O’Reilly’s Dishonest Attempt To Shield Trump From Media Scrutiny Over Vague Veteran Donations
Many Veterans Organizations Report They Didn’t Get Money Until After Washington Post Report Criticized Trump’s Lack Of Disclosure
Written by Brendan Karet
Published
Fox host Bill O'Reilly defended presumptive GOP presidential nominee Donald Trump from criticism about the transparency of his donations to veterans groups after multiple Washington Post reports revealed that Trump had not donated the alleged $6 million to veterans organizations in the months following a fundraising event on January 28th.

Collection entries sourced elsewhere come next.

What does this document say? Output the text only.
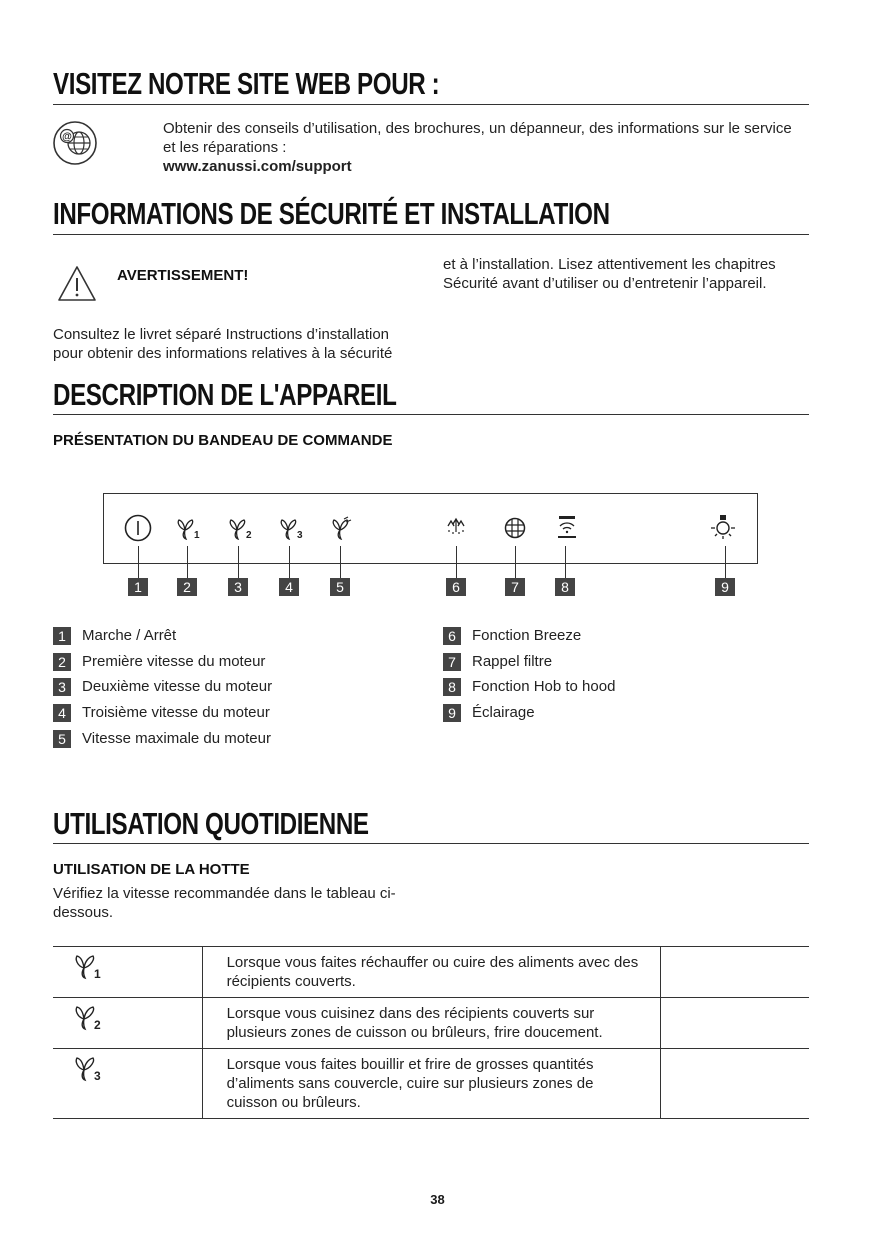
VISITEZ NOTRE SITE WEB POUR :
@	Obtenir des conseils d’utilisation, des brochures, un dépanneur, des informations sur le service et les réparations :
www.zanussi.com/support
INFORMATIONS DE SÉCURITÉ ET INSTALLATION
AVERTISSEMENT!
Consultez le livret séparé Instructions d’installation pour obtenir des informations relatives à la sécurité
et à l’installation. Lisez attentivement les chapitres Sécurité avant d’utiliser ou d’entretenir l’appareil.
DESCRIPTION DE L'APPAREIL
PRÉSENTATION DU BANDEAU DE COMMANDE
1	2	3
1	2	3	4	5	6	7	8	9
1	Marche / Arrêt
2	Première vitesse du moteur
3	Deuxième vitesse du moteur
4	Troisième vitesse du moteur
5	Vitesse maximale du moteur
6	Fonction Breeze
7	Rappel filtre
8	Fonction Hob to hood
9	Éclairage
UTILISATION QUOTIDIENNE
UTILISATION DE LA HOTTE
Vérifiez la vitesse recommandée dans le tableau ci-dessous.
1	Lorsque vous faites réchauffer ou cuire des aliments avec des récipients couverts.	

2	Lorsque vous cuisinez dans des récipients couverts sur plusieurs zones de cuisson ou brûleurs, frire doucement.	

3	Lorsque vous faites bouillir et frire de grosses quantités d’aliments sans couvercle, cuire sur plusieurs zones de cuisson ou brûleurs.	
38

Donald Trump announced on May 31 that he had donated $5.6 million raised in a televised benefit for veterans charities. During his announcement Trump attacked the media for pressuring him to disclose his donations:
“I wasn’t looking for the credit, but I had no choice but to do this because the press was saying I didn’t raise any money for them,” Trump said.
The donations Trump announced on Tuesday were related to a Jan. 28 fundraiser for veterans that he held in Des Moines, on a night when Trump skipped a GOP debate due to a feud with its host, Fox News. That night, Trump said he'd raised $6 million. Most of it came from other donors, but Trump said he would give $1 million of his own.
Later that evening Bill O’Reilly defended Trump on the May 31 edition of The O’Reilly Factor. During the show, O’Reilly argued that “there was no data” proving Donald Trump “didn't give the money,” and argued that media scrutiny directed at Trump's fundraiser was “basically a supposition, fabricated by anti-Trump people in the press.”
But according to reports,Trump had not donated all of the money he raised for veterans until after his campaign received scrutiny from journalist, and could not provide a total accounting of how much money was raised or which organizations it had been donated to.
On May 21, The Washington Post’s David Farenthold reported that Trump’s campaign manager revealed that Trumps fundraiser “actually netted about $4.5 million, or 75 percent of the total that Trump announced” for veterans groups:
Lewandowski blamed the shortfall on Trump’s own wealthy acquaintances. He said some of them had promised big donations that Trump was counting on when he said he had raised $6 million. But Lewandowski said those donors backed out and gave nothing.
“There were some individuals who he’d spoken to, who were going to write large checks, [who] for whatever reason . . . didn’t do it,” Lewandowski said in a telephone interview. “I can’t tell you who.”
Lewandowski also said he did not know whether a $1 million pledge from Trump himself was counted as part of the $4.5 million total. He said Trump has given that amount, but he declined to identify any recipients.
[...]
Even with the lower total, Trump’s fundraiser brought in millions of dollars for veterans’ charities. The Washington Post’s accounting, based on interviews with charities, has found at least $3.1 million in donations to veterans groups.
The Washington Post also reported that 4 months after his initial pledge, Trump gave his own $1 million donation only after he received scrutiny from the press:
Almost four months after promising $1 million of his own money to veterans’ causes, Donald Trump moved to fulfill that pledge Monday evening — promising the entire sum to a single charity as he came under intense media scrutiny.
Trump, now the presumptive Republican presidential nominee, organized a nationally televised fundraiser for veterans’ causes in Des Moines on Jan. 28. That night, Trump said he had raised $6 million, including the gift from his own pocket.
“Donald Trump gave $1 million,” he said then.
As recently as last week, Trump’s campaign manager had insisted that the mogul had already given that money away. But that was false: Trump had not.
And CBS News reported that much of the money that was donated was dated “May 24, the day The Washington Post published the story questioning whether he had distributed all of the money."